Chairman of the South Carolina Republican Party
- In office 1968–1971
- Preceded by: Harry S. Dent, Sr.
- Succeeded by: C. Kenneth Powell

Personal details
- Born: February 3, 1927 Forestville, North Carolina
- Died: May 30, 2016 (aged 89) Darlington, South Carolina
- Spouse: Vi Harris
- Alma mater: Wake Forest University
- Occupation: Real estate

= Raymond A. Harris =

American politician

Raymond A. Harris (February 3, 1927 – May 30, 2016) was the chairman of the South Carolina Republican Party from 1968–1971.

Serving in WW2 in the Naval Air Corps, Ray graduated from Wake Forest in 1950 with a Bachelor of Arts.

From 1965 to 1968, he was the Executive Director of the South Carolina Republican Party under SCGOP Chairman Harry S. Dent, Sr.; He was State Chairman of the SC Republican Party from 1968–1971; Delegate from South Carolina to the Republican national Convention 1976 in Kansas City, KS; Member, Republican national Committee from SC 1976–1980.

In 1974 he was appointed to the national Corp. of Housing Partnerships from President Nixon.
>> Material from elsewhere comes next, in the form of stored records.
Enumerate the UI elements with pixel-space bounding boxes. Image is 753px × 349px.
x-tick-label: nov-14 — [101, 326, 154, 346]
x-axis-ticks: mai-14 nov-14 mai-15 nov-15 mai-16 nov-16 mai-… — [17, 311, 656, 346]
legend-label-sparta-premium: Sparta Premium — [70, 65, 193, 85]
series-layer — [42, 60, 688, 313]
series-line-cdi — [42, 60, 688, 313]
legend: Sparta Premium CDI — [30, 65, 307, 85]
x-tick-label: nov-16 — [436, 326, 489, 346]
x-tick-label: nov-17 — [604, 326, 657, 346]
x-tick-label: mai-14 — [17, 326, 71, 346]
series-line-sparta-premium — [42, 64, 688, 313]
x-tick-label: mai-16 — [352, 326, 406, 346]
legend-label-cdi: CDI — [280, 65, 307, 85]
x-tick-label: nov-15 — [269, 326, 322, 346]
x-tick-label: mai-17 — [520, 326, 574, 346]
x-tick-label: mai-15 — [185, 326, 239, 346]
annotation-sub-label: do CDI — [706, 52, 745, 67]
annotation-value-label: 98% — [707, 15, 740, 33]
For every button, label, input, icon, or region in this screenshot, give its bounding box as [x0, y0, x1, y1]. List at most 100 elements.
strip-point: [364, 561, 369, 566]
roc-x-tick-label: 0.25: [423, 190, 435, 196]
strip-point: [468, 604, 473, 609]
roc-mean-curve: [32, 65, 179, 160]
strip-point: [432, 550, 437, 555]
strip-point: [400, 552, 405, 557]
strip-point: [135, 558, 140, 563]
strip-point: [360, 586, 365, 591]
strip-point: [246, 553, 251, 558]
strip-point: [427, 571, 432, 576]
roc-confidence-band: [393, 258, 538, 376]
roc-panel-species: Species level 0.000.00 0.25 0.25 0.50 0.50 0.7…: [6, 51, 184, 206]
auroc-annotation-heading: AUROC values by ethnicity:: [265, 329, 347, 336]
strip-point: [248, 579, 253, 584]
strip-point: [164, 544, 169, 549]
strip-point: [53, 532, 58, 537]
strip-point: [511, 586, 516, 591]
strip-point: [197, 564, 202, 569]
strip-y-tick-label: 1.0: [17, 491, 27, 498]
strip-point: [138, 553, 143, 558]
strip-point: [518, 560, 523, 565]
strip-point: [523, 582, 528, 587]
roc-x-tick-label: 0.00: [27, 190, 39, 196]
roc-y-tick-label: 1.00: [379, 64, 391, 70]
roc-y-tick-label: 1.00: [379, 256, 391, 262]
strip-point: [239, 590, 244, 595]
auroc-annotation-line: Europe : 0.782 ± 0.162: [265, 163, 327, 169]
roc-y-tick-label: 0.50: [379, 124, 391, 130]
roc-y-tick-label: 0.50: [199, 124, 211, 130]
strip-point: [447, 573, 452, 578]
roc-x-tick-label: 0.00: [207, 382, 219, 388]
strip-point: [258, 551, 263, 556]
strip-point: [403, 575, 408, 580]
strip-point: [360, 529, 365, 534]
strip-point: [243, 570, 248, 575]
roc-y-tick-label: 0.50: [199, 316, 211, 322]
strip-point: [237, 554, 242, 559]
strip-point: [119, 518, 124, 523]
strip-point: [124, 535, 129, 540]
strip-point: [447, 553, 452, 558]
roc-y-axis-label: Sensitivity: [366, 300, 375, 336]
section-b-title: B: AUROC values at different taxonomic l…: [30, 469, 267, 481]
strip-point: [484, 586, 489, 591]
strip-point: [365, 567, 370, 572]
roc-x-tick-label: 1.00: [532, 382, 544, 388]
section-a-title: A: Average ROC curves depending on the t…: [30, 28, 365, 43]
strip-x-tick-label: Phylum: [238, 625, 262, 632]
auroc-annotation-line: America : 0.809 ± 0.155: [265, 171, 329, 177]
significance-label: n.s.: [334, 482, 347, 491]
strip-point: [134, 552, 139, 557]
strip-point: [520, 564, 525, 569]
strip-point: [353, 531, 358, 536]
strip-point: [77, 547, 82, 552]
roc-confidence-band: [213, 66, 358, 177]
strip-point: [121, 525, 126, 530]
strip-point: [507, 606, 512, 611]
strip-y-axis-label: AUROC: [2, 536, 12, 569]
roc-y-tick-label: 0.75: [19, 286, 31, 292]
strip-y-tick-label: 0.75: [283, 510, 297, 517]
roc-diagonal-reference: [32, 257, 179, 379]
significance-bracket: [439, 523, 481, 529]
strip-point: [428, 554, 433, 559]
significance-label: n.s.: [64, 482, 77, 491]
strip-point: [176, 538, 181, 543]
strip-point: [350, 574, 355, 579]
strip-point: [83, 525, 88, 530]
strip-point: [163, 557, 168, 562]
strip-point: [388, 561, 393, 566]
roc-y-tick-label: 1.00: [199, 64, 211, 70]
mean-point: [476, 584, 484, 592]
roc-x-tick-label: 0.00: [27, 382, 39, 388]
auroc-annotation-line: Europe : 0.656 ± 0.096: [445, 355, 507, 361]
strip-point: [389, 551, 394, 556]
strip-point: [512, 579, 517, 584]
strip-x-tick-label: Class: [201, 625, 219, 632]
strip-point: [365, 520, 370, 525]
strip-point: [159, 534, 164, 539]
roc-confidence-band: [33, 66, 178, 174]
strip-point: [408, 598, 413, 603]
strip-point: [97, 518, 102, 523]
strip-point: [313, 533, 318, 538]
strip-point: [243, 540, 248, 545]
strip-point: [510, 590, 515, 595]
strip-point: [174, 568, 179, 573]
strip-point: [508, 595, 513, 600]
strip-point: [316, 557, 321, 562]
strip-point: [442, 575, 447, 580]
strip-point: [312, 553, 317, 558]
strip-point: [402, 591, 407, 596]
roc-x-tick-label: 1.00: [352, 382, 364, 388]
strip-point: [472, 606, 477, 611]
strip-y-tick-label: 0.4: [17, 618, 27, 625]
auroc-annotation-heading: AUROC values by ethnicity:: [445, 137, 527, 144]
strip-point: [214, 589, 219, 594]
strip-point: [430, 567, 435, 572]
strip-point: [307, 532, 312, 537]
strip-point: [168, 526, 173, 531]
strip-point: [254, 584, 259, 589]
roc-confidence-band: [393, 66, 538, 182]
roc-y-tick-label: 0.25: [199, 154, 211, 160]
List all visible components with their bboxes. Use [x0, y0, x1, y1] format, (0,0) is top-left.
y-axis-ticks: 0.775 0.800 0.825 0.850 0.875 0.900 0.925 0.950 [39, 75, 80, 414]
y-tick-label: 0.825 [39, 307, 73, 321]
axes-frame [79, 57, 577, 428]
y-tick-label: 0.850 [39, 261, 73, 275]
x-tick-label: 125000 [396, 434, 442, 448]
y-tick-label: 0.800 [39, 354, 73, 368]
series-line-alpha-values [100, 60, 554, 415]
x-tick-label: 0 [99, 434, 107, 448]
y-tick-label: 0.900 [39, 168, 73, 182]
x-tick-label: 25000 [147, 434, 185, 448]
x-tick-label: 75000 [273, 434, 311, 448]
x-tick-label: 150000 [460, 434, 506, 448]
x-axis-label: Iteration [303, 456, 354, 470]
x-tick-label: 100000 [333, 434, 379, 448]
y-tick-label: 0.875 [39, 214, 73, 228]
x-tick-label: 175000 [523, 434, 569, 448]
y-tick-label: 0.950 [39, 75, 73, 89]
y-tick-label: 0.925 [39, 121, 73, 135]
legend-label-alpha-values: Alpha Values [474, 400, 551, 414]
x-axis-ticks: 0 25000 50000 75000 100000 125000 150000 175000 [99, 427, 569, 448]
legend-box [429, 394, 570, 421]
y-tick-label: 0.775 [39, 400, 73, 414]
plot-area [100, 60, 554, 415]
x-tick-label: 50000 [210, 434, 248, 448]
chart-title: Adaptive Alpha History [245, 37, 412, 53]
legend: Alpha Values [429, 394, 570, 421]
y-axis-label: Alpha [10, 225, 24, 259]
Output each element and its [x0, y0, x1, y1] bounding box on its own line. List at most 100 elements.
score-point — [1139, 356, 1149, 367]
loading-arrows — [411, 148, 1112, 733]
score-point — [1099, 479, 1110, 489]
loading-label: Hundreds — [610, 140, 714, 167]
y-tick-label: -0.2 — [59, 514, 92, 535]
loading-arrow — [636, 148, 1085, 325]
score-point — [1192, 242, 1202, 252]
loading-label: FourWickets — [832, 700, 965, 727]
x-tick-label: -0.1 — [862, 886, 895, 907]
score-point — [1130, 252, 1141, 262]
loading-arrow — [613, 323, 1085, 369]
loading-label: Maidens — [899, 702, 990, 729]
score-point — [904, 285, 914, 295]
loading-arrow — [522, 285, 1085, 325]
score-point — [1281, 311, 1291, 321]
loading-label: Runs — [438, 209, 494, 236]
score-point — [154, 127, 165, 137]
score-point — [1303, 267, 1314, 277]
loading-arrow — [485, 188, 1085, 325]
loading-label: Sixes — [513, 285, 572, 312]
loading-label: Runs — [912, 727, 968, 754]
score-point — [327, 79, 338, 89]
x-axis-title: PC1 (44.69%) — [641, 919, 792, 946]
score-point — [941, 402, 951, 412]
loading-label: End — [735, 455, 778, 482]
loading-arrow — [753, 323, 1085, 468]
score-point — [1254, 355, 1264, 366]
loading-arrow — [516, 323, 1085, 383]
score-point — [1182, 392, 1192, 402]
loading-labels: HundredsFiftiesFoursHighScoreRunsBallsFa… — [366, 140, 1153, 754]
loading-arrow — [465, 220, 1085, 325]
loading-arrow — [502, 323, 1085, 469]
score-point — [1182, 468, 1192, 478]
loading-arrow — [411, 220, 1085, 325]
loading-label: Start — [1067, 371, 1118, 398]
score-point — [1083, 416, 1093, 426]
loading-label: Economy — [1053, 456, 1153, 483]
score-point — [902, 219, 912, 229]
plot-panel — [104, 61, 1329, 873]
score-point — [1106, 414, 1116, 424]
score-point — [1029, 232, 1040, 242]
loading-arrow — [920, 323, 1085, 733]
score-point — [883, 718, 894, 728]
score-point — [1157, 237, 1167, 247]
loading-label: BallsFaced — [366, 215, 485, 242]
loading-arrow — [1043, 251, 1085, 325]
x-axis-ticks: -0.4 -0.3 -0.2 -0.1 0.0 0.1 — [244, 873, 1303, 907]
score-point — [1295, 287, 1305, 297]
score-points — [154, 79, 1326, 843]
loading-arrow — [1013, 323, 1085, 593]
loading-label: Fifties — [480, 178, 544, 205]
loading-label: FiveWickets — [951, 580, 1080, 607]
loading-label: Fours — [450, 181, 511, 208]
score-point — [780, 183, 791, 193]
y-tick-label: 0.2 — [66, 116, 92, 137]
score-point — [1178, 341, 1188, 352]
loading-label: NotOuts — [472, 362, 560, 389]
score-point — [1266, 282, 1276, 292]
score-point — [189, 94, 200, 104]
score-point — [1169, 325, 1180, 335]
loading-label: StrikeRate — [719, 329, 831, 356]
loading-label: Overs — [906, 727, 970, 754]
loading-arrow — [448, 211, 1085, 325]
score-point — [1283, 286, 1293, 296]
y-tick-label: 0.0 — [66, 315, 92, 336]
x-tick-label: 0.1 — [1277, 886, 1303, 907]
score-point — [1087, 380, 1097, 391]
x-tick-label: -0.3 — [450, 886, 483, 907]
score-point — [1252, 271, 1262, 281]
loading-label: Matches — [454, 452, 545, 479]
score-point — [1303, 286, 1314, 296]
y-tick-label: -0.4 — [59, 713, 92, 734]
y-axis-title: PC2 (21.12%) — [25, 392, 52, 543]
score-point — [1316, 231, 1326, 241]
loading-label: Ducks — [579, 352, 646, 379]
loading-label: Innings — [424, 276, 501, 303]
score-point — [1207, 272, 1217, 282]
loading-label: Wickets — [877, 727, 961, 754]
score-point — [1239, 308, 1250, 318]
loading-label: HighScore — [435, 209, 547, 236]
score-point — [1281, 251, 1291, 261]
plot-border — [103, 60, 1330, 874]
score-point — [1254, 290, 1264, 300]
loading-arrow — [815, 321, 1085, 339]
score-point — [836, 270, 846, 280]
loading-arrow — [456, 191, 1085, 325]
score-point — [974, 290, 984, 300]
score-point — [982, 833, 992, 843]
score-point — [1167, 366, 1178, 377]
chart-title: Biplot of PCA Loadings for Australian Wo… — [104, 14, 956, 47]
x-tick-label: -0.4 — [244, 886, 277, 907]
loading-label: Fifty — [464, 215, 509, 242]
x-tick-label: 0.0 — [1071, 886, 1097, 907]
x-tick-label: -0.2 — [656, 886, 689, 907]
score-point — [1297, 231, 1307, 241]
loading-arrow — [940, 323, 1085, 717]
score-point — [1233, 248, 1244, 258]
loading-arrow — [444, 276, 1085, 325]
In 1984 he was appointed Regional Administrator of HUD Region IV Atlanta, GA by HUD Secretary, Sam Pierce and reappointed in 1987 by then Secretary of HUD Jack Kemp.

In 1991 President Bush conferred the Rank of Meritorious Executive, Senior Executive Service, "For Sustained accomplishments in Managing HUD Programs" in the 8 southeastern states, including Puerto Rico.

He was the Director, Darlington County Economic Development from 1996–2003.